While the nation nervously watches the opioid epidemic seize the lives of thousands of Americans, another drug has quietly entered the scene. Fentanyl, a narcotic used to treat severe pain, has recently made headlining news with its high risk for dependency and overdoses. While various programs, including those in Virginia, have worked to reduce the number of overdoses and deaths due to a number of drugs, the issues surrounding fentanyl continue to accumulate. State officials are now considering the best strategies to address this crippling issue.

The Richmond Times-Dispatch acknowledges the widespread problem of fentanyl, especially in the state of Virginia. In fact, the Dispatch shares that the drug is now the top killer in the state, having caused 618 deaths in 2016 alone. The Dispatch highlights the unfortunate trend that illegal opioids have caused more deaths than legal opioids in recent years. Some experts point toward the primary factor that fans the flame: money. Countless users have recognized the financial gain from including fentanyl in the heroin they sell, thus maximizing the problem — especially to those relatively new to the drug and inexperienced with heroin in general.
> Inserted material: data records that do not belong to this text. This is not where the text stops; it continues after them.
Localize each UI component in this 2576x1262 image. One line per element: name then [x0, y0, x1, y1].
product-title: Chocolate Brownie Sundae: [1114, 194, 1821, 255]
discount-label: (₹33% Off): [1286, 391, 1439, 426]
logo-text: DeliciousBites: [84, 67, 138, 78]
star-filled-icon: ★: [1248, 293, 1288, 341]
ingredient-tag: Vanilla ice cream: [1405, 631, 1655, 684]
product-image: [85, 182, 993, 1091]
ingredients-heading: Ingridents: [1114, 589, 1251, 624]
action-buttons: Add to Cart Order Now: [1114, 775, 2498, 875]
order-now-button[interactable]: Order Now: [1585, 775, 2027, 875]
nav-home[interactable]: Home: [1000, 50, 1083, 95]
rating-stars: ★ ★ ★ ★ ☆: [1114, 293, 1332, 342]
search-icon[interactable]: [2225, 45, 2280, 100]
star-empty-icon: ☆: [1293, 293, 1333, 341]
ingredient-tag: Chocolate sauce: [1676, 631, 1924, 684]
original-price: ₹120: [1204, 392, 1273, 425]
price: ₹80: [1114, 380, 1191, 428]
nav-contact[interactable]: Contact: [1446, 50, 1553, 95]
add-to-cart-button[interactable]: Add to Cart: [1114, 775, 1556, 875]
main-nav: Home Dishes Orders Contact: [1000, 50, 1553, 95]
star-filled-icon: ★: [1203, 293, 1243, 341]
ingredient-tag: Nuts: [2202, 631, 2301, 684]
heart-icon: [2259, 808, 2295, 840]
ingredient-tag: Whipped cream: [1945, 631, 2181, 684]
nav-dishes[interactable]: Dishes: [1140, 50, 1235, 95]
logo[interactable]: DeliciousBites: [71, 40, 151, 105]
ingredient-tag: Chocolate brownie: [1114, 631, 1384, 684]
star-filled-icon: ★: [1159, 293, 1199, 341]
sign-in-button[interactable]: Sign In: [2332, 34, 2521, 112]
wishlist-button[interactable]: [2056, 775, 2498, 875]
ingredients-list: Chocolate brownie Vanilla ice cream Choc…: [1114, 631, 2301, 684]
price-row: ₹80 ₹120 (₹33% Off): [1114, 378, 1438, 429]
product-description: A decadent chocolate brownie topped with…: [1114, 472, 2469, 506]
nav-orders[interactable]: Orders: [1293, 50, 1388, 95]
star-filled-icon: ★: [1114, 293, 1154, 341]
The Washington Post is another outlet to recognize fentanyl and its harmful effects. Noting that the number of fatal overdoses in Virginia has increased 38 percent between the years 2015 and 2016, the Post shows that fentanyl has surpassed this bleak statistic. State health officials largely agree that the issue will worsen before it shows any sign of change, and stress the concern over another (even more powerful) drug called carfentanil that can often be found laced in heroin. Yet the deadly mix of heroin and fentanyl prove to be the biggest culprit in overdoses, as the Post also shows that most users are unaware they are using this combination when buying heroin from individual dealers.